Growth companies tend to be among the hardest hit by rising yields.
The Dow Jones Industrial
Average (.DJI) fell 430.97 points,
or 1.29%, to 33,002.38, the S&P 500 (.SPX) lost 58.94 points,
or 1.37%, at 4,229.45 and the Nasdaq Composite (.IXIC) dropped 248.31
points, or 1.87%, to 13,059.47. The CBOE volatility index (.VIX), Wall Street's "fear gauge," hit its highest close since May 24.
Atlanta Fed President Raphael Bostic said there is no urgency for the central bank to raise its policy rate again, but it will likely be "a long time" before rate cuts are appropriate. Cleveland Fed President Loretta Mester said she is open to raising rates again, potentially at the bank's next meeting.
Shares of Amazon.com (AMZN.O) and Microsoft (MSFT.O) dropped after Reuters reported British media regulator Ofcom will push for an antitrust investigation into the companies' dominance of the UK cloud computing market. Investors are getting ready for U.S. companies in the coming weeks to begin reporting on the last quarter, with some hoping the results could provide some positive news again for the market.

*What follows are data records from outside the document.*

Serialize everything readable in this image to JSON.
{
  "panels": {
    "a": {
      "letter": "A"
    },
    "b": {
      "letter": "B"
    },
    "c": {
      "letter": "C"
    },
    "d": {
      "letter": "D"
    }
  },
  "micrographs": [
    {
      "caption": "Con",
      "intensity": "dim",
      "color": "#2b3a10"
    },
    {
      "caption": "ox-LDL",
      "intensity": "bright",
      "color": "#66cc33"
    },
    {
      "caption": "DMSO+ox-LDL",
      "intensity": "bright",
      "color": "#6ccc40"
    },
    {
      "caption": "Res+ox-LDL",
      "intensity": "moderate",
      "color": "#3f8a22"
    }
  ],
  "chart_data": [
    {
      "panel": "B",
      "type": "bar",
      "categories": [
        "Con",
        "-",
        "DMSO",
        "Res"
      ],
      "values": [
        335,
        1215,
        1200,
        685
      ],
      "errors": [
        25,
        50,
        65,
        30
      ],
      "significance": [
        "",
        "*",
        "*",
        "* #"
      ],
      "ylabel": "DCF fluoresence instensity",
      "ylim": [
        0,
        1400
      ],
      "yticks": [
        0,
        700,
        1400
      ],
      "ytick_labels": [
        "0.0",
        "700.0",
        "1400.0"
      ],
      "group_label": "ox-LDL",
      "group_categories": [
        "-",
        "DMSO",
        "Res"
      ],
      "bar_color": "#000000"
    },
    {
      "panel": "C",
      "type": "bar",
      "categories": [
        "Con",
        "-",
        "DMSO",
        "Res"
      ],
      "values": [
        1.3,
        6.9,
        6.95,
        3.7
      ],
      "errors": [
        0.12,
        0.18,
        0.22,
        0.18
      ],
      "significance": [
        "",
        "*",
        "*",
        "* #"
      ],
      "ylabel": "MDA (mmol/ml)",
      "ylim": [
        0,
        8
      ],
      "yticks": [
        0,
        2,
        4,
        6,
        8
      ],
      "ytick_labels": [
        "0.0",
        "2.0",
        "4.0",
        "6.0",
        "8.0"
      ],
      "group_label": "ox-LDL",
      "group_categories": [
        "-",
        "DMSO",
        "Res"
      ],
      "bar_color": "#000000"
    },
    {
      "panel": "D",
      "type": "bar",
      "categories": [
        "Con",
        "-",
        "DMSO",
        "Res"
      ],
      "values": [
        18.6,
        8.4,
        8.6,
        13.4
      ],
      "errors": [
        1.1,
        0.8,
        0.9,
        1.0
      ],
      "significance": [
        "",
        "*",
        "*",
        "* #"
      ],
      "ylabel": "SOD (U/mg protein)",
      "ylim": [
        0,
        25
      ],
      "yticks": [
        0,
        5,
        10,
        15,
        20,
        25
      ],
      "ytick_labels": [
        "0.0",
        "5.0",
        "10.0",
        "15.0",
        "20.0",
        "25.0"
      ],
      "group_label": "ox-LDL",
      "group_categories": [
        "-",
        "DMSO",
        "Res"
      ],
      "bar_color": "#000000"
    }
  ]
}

While the Dow is down 0.4% for the year, the Nasdaq remains up about 25% since Dec. 31 after a rally driven by enthusiasm over artificial intelligence.
Volume on U.S. exchanges
was 11.16 billion shares, compared with
the 10.57 billion average for the full session over the last 20 trading days.
Declining issues outnumbered advancers on the NYSE by a
5.61-to-1 ratio; on Nasdaq, a 3.52-to-1 ratio favored decliners.
The S&P 500 posted one new 52-week high and 63 new lows; the Nasdaq Composite recorded 15 new highs and 439 new lows.